Asked if such eavesdropping should continue, Powell said, "Yes, of course it should continue."
Powell said he had not been told about the eavesdropping activity when he served as secretary of state.
He spoke on the ABC News program This Week about the disclosure, first reported in the New York Times, that Bush had authorized the National Security Agency to intercept communications by Americans without approval from a special foreign intelligence court.
Parting company
Though Powell stopped short of criticizing Bush, his suggestion that there was "another way to handle it" was another example of his parting company on a critical issue with the president he served for four years.
This fall, Powell broke with the administration on the issue of torture, endorsing a move by Republican Senator John McCain to pass a measure in Congress banning cruel, inhuman and degrading treatment of detainees by all US authorities, including intelligence personnel.
The White House at first opposed the measure but later accepted it.
Since leaving office at the end of Bush's first term, Powell has been involved in several business and public service ventures, including the establishment of the Colin Powell Center for Policy Studies at City College of New York, his alma mater.
Iraq differences
On Iraq, Powell repeated earlier statements that differed somewhat from those of Bush, saying he did not know whether he would have advocated going to war with Iraq if he had known that the country had no stockpiles of illicit weapons.

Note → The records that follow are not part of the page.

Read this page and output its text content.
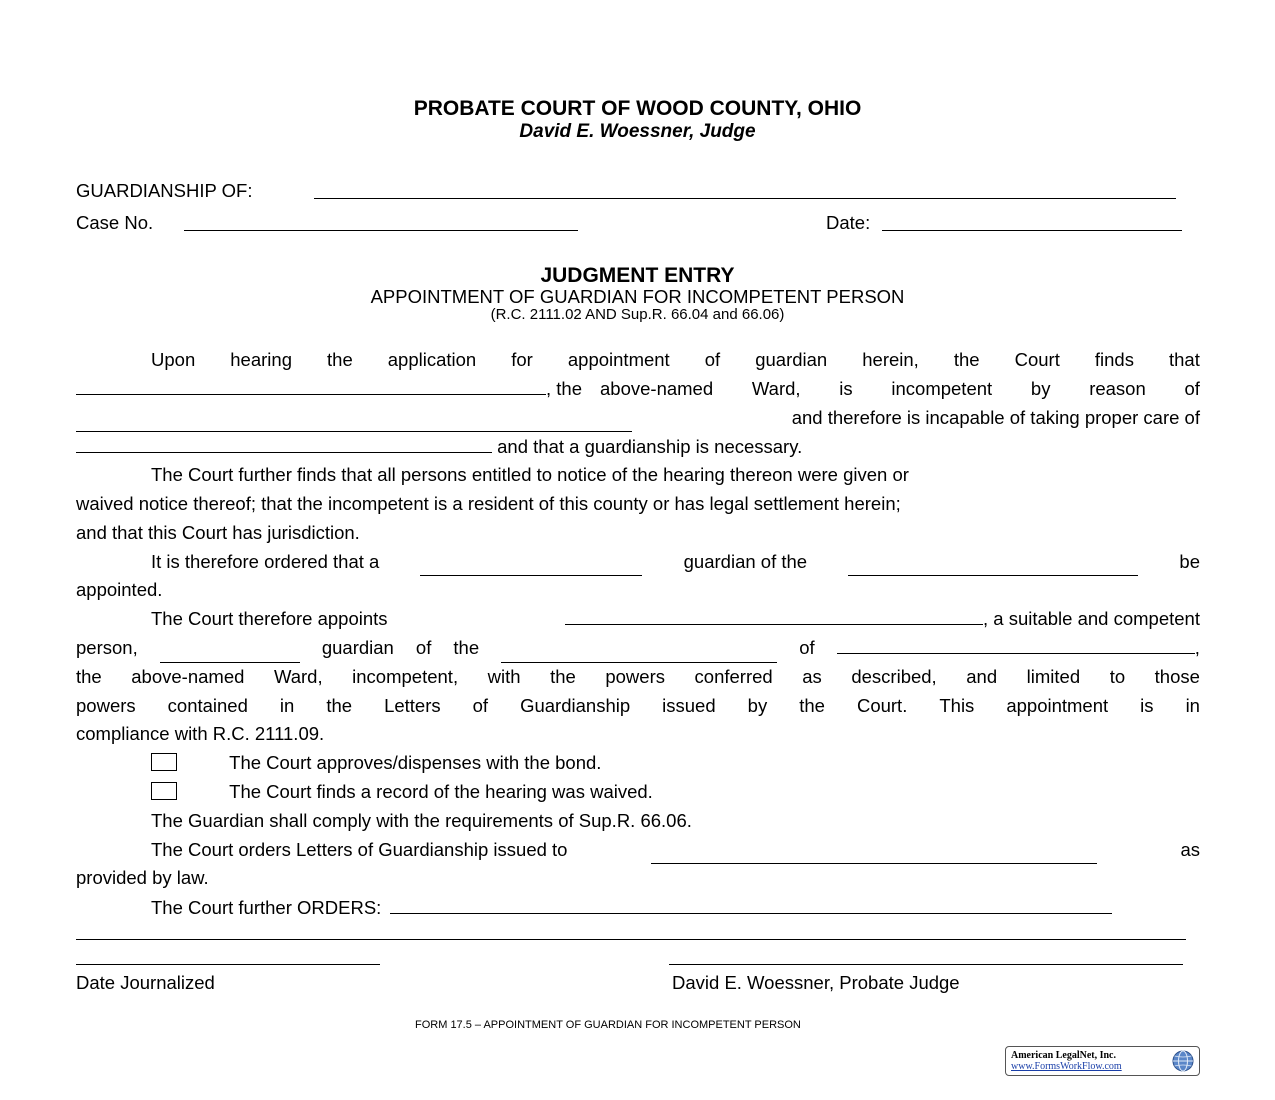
PROBATE COURT OF WOOD COUNTY, OHIO
David E. Woessner, Judge
GUARDIANSHIP OF:
Case No.	Date:
JUDGMENT ENTRY
APPOINTMENT OF GUARDIAN FOR INCOMPETENT PERSON
(R.C. 2111.02 AND Sup.R. 66.04 and 66.06)
Upon hearing the application for appointment of guardian herein, the Court finds that
, the above-named Ward, is incompetent by reason of
and therefore is incapable of taking proper care of
and that a guardianship is necessary.
The Court further finds that all persons entitled to notice of the hearing thereon were given or
waived notice thereof; that the incompetent is a resident of this county or has legal settlement herein;
and that this Court has jurisdiction.
It is therefore ordered that a	guardian of the	be
appointed.
The Court therefore appoints	, a suitable and competent
person,	guardian of the	of	,
the above-named Ward, incompetent, with the powers conferred as described, and limited to those
powers contained in the Letters of Guardianship issued by the Court. This appointment is in
compliance with R.C. 2111.09.
The Court approves/dispenses with the bond.
The Court finds a record of the hearing was waived.
The Guardian shall comply with the requirements of Sup.R. 66.06.
The Court orders Letters of Guardianship issued to	as
provided by law.
The Court further ORDERS:
Date Journalized	David E. Woessner, Probate Judge
FORM 17.5 – APPOINTMENT OF GUARDIAN FOR INCOMPETENT PERSON
American LegalNet, Inc.
www.FormsWorkFlow.com
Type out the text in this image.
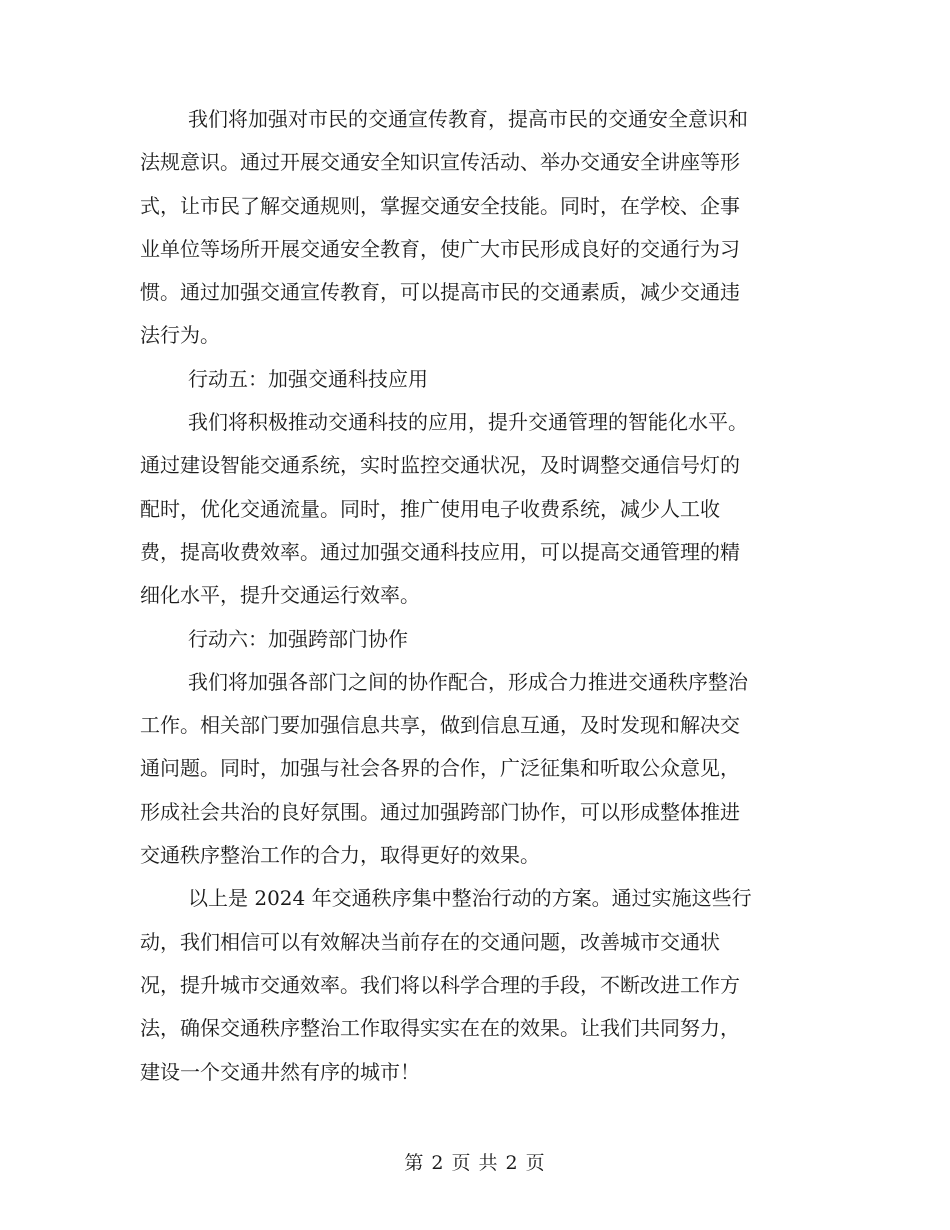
我们将加强对市民的交通宣传教育，提高市民的交通安全意识和
法规意识。通过开展交通安全知识宣传活动、举办交通安全讲座等形
式，让市民了解交通规则，掌握交通安全技能。同时，在学校、企事
业单位等场所开展交通安全教育，使广大市民形成良好的交通行为习
惯。通过加强交通宣传教育，可以提高市民的交通素质，减少交通违
法行为。

行动五：加强交通科技应用

我们将积极推动交通科技的应用，提升交通管理的智能化水平。
通过建设智能交通系统，实时监控交通状况，及时调整交通信号灯的
配时，优化交通流量。同时，推广使用电子收费系统，减少人工收
费，提高收费效率。通过加强交通科技应用，可以提高交通管理的精
细化水平，提升交通运行效率。

行动六：加强跨部门协作

我们将加强各部门之间的协作配合，形成合力推进交通秩序整治
工作。相关部门要加强信息共享，做到信息互通，及时发现和解决交
通问题。同时，加强与社会各界的合作，广泛征集和听取公众意见，
形成社会共治的良好氛围。通过加强跨部门协作，可以形成整体推进
交通秩序整治工作的合力，取得更好的效果。
以上是 2024 年交通秩序集中整治行动的方案。通过实施这些行
动，我们相信可以有效解决当前存在的交通问题，改善城市交通状
况，提升城市交通效率。我们将以科学合理的手段，不断改进工作方
法，确保交通秩序整治工作取得实实在在的效果。让我们共同努力，
建设一个交通井然有序的城市！
第 2 页 共 2 页
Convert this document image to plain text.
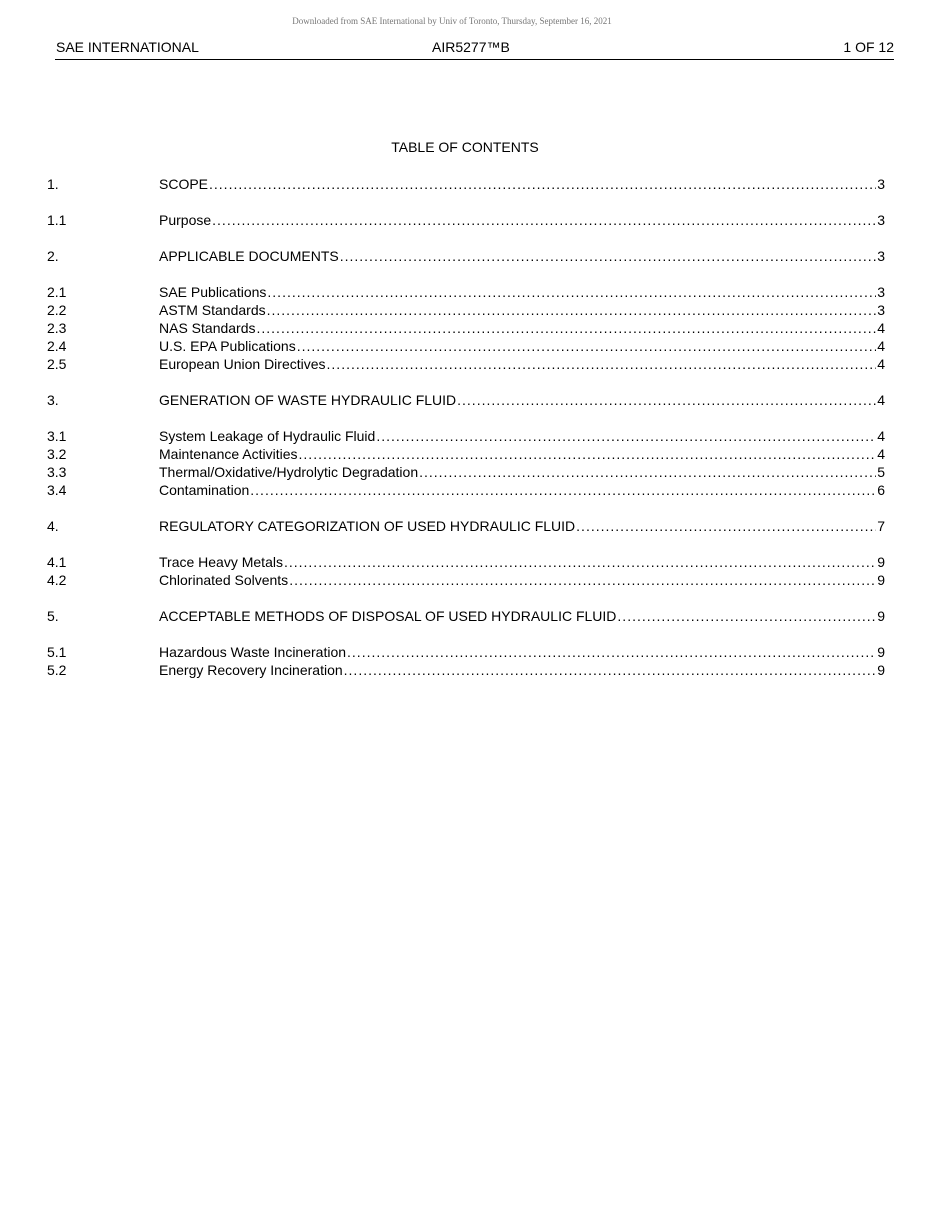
Downloaded from SAE International by Univ of Toronto, Thursday, September 16, 2021
SAE INTERNATIONAL	AIR5277™B	1 OF 12
TABLE OF CONTENTS
1.	SCOPE .....	3
1.1	Purpose .....	3
2.	APPLICABLE DOCUMENTS .....	3
2.1	SAE Publications .....	3
2.2	ASTM Standards .....	3
2.3	NAS Standards .....	4
2.4	U.S. EPA Publications .....	4
2.5	European Union Directives .....	4
3.	GENERATION OF WASTE HYDRAULIC FLUID .....	4
3.1	System Leakage of Hydraulic Fluid .....	4
3.2	Maintenance Activities .....	4
3.3	Thermal/Oxidative/Hydrolytic Degradation .....	5
3.4	Contamination .....	6
4.	REGULATORY CATEGORIZATION OF USED HYDRAULIC FLUID .....	7
4.1	Trace Heavy Metals .....	9
4.2	Chlorinated Solvents .....	9
5.	ACCEPTABLE METHODS OF DISPOSAL OF USED HYDRAULIC FLUID .....	9
5.1	Hazardous Waste Incineration .....	9
5.2	Energy Recovery Incineration .....	9
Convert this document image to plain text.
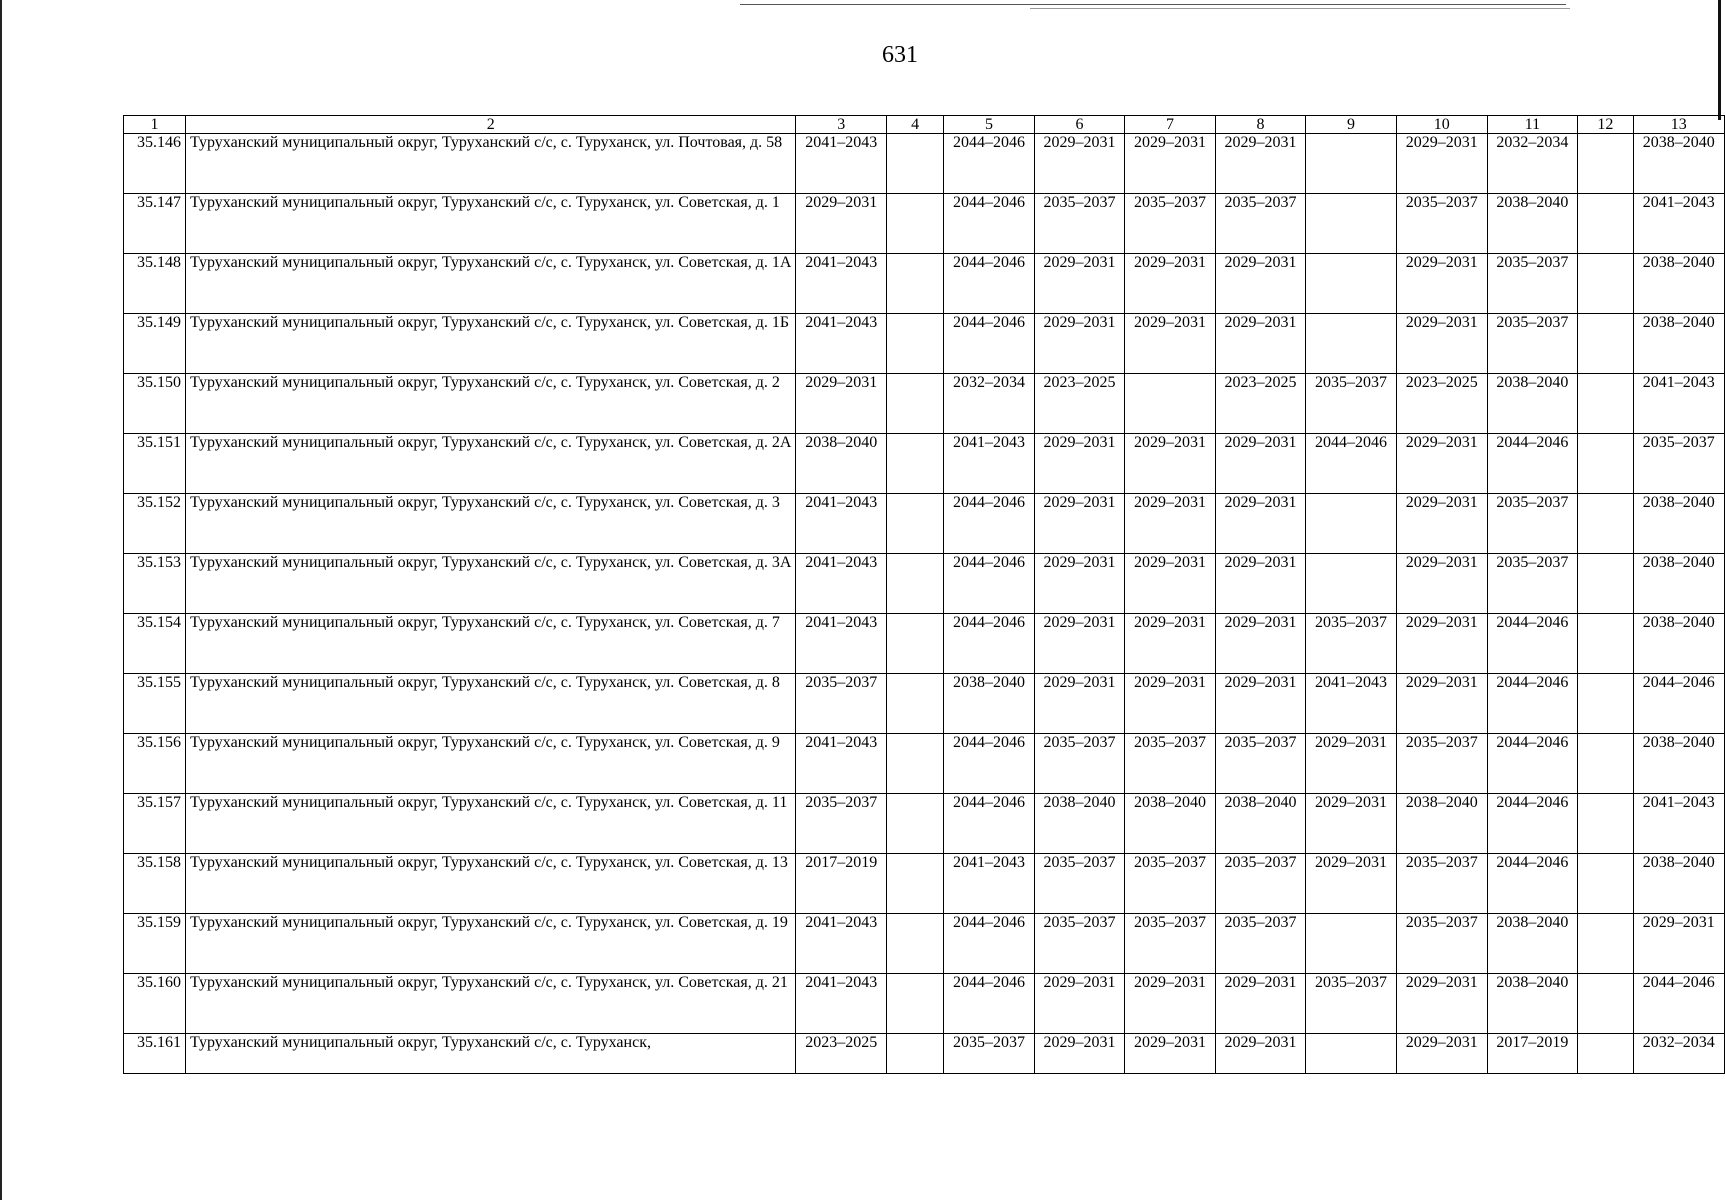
631
1	2	3	4	5	6	7	8	9	10	11	12	13
35.146	Туруханский муниципальный округ, Туруханский с/с, с. Туруханск, ул. Почтовая, д. 58	2041–2043		2044–2046	2029–2031	2029–2031	2029–2031		2029–2031	2032–2034		2038–2040
35.147	Туруханский муниципальный округ, Туруханский с/с, с. Туруханск, ул. Советская, д. 1	2029–2031		2044–2046	2035–2037	2035–2037	2035–2037		2035–2037	2038–2040		2041–2043
35.148	Туруханский муниципальный округ, Туруханский с/с, с. Туруханск, ул. Советская, д. 1А	2041–2043		2044–2046	2029–2031	2029–2031	2029–2031		2029–2031	2035–2037		2038–2040
35.149	Туруханский муниципальный округ, Туруханский с/с, с. Туруханск, ул. Советская, д. 1Б	2041–2043		2044–2046	2029–2031	2029–2031	2029–2031		2029–2031	2035–2037		2038–2040
35.150	Туруханский муниципальный округ, Туруханский с/с, с. Туруханск, ул. Советская, д. 2	2029–2031		2032–2034	2023–2025		2023–2025	2035–2037	2023–2025	2038–2040		2041–2043
35.151	Туруханский муниципальный округ, Туруханский с/с, с. Туруханск, ул. Советская, д. 2А	2038–2040		2041–2043	2029–2031	2029–2031	2029–2031	2044–2046	2029–2031	2044–2046		2035–2037
35.152	Туруханский муниципальный округ, Туруханский с/с, с. Туруханск, ул. Советская, д. 3	2041–2043		2044–2046	2029–2031	2029–2031	2029–2031		2029–2031	2035–2037		2038–2040
35.153	Туруханский муниципальный округ, Туруханский с/с, с. Туруханск, ул. Советская, д. 3А	2041–2043		2044–2046	2029–2031	2029–2031	2029–2031		2029–2031	2035–2037		2038–2040
35.154	Туруханский муниципальный округ, Туруханский с/с, с. Туруханск, ул. Советская, д. 7	2041–2043		2044–2046	2029–2031	2029–2031	2029–2031	2035–2037	2029–2031	2044–2046		2038–2040
35.155	Туруханский муниципальный округ, Туруханский с/с, с. Туруханск, ул. Советская, д. 8	2035–2037		2038–2040	2029–2031	2029–2031	2029–2031	2041–2043	2029–2031	2044–2046		2044–2046
35.156	Туруханский муниципальный округ, Туруханский с/с, с. Туруханск, ул. Советская, д. 9	2041–2043		2044–2046	2035–2037	2035–2037	2035–2037	2029–2031	2035–2037	2044–2046		2038–2040
35.157	Туруханский муниципальный округ, Туруханский с/с, с. Туруханск, ул. Советская, д. 11	2035–2037		2044–2046	2038–2040	2038–2040	2038–2040	2029–2031	2038–2040	2044–2046		2041–2043
35.158	Туруханский муниципальный округ, Туруханский с/с, с. Туруханск, ул. Советская, д. 13	2017–2019		2041–2043	2035–2037	2035–2037	2035–2037	2029–2031	2035–2037	2044–2046		2038–2040
35.159	Туруханский муниципальный округ, Туруханский с/с, с. Туруханск, ул. Советская, д. 19	2041–2043		2044–2046	2035–2037	2035–2037	2035–2037		2035–2037	2038–2040		2029–2031
35.160	Туруханский муниципальный округ, Туруханский с/с, с. Туруханск, ул. Советская, д. 21	2041–2043		2044–2046	2029–2031	2029–2031	2029–2031	2035–2037	2029–2031	2038–2040		2044–2046
35.161	Туруханский муниципальный округ, Туруханский с/с, с. Туруханск,	2023–2025		2035–2037	2029–2031	2029–2031	2029–2031		2029–2031	2017–2019		2032–2034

Referring to the case for going to war if there were no such weapons, Powell said he would have told the president, "You have a far more difficult case, and I'm not sure you can make the case in the absence of those stockpiles."
Powell said he expected US troop levels to continue to go down in the coming year out of necessity, because it will become difficult to sustain the current high levels and because the effort to train Iraqis should be successful.